Similar strikes were soon called by women workers at other places including Harrisons Malayalam Ltd’s tea estates in Idukki and Wayanad districts, where 500 women workers went on strike and over 11,000 workers of TATA tea resorted to ‘go slow’ plucking in peak plucking season, one of the slogans being ‘we pluck tea leaves, you pluck our lives.’

CB view

An interesting angle to this is the caste issue that permeates the everyday lives of most workers. The struggling workers in Munnar are Dalit women workers, mostly Tamil-speaking and of the Pallar caste; they have suffered centuries of oppression, having been brought as indentured labour from nearby Tamil Nadu by the British colonial administration. Not long back in July, BJP president Amit Shah backed the proposal to rename seven sub-castes, including Pallars, as Devendrakula Vellalars and do away with them being called Dalits or SC. Even if this does becomes the case, it is highly unlikely that the conditions of these workers will improve simply by disassociating them from a term. Class oppression is tangible and insidious and cannot be renamed away.

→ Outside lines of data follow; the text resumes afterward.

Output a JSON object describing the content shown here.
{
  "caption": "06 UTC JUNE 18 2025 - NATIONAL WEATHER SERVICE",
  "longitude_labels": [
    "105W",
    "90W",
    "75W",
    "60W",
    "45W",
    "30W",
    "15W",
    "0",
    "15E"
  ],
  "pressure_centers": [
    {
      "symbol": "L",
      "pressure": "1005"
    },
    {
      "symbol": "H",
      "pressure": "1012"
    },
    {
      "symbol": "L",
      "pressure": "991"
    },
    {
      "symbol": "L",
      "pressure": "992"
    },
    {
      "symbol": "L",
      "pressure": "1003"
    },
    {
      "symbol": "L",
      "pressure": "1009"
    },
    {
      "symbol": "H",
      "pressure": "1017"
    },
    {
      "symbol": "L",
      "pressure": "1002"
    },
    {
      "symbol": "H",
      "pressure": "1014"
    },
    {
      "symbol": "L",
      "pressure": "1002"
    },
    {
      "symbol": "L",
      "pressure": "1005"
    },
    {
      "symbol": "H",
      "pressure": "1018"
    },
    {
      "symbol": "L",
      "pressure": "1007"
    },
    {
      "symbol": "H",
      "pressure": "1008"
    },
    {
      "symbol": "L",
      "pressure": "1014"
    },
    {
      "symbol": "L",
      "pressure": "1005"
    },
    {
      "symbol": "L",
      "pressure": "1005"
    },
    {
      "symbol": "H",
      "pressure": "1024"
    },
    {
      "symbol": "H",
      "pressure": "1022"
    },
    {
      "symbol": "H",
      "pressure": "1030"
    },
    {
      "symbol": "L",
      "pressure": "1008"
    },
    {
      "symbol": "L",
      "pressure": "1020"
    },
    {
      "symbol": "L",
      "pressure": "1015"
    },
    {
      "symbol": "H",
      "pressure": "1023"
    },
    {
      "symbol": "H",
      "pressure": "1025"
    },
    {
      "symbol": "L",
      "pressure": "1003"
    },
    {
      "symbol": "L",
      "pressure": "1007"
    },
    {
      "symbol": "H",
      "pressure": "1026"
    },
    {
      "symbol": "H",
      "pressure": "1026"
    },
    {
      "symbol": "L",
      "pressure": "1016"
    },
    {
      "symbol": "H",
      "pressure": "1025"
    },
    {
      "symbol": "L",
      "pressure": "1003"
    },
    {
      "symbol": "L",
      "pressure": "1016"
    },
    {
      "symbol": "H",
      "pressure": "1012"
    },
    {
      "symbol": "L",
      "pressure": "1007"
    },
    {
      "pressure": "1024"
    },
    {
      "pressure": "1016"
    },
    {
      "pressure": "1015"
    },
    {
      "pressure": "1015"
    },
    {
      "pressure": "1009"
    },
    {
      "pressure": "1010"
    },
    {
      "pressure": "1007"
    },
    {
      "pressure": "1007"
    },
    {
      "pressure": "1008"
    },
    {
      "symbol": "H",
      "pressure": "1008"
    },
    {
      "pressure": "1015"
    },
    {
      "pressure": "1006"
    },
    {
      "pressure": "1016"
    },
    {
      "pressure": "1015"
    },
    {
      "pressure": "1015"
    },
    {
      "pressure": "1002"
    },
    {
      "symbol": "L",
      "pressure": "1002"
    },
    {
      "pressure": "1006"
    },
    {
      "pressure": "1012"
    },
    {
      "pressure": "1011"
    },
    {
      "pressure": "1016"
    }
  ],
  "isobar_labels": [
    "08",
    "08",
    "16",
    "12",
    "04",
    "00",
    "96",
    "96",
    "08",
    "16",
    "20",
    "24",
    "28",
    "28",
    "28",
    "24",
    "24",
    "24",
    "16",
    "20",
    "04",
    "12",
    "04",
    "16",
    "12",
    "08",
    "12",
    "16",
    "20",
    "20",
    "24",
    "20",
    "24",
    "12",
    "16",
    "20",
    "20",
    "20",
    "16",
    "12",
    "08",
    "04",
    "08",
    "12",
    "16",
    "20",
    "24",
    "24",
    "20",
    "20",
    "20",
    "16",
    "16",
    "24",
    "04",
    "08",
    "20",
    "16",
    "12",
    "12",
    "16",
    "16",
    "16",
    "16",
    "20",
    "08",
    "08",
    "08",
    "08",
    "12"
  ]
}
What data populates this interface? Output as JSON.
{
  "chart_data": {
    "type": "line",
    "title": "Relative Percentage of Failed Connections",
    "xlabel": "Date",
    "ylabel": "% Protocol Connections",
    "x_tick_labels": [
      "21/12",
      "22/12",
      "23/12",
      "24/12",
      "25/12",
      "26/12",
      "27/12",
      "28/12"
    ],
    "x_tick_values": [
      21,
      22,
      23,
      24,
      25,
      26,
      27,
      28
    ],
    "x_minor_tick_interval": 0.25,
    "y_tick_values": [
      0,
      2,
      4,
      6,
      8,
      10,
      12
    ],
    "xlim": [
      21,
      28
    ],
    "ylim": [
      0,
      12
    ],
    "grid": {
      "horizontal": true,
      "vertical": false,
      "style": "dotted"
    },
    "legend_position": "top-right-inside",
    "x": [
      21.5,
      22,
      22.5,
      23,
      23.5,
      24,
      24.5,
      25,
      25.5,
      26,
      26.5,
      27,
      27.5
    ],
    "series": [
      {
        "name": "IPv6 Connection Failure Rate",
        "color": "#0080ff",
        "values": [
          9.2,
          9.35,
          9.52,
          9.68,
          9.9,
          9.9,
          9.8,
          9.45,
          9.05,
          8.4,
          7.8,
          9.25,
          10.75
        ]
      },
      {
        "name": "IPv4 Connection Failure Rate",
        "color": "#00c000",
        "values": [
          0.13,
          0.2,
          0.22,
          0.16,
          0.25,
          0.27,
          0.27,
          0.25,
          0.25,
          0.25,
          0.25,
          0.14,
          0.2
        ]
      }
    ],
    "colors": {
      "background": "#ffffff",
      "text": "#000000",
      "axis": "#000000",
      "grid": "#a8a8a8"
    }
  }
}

A few facts that need to be kept in mind when discussing plantation workers is that most of them are descendants of millions of indentured workers who were forcibly brought to these areas to work several decades back. Even though they are supposed to be part of the organised sector, as we see in the above cases, their pay is often even less than that in the unorganised sector. By its very nature, plantations require uneducated, low-paid and a steady stream of labourers. Aside from being desperately poor and oppressed, malnutrition and diseases are frequent occurrences. Combine this with the fact that tea gardens are often large and isolated, and workers are completely dependent on the estate for their livelihood. Being poorly educated and with little prospect of alternate employment opportunities, threats of closing down these estates work to the benefit of the owners, depressing the already low wages. In a country where workers’ rights are frequently trampled upon and a healthy minimum wage is an attractive idea at best, these workers have got the shorter end of a very small stick.

While white-collar worker issues are often explored at length by the mainstream media and their intellectuals (think of the NYT article on Amazon) and, at the very least, given lip service by corporates, the problems of blue-collar workers and menial labourers tend to mysteriously disappear from popular discourse. But even when these non glamorous issues are sidelined, what needs to be remembered is that every worker deserves access to basic human rights and a life of dignity – and that is true corporate social responsibility (CSR, as we know it).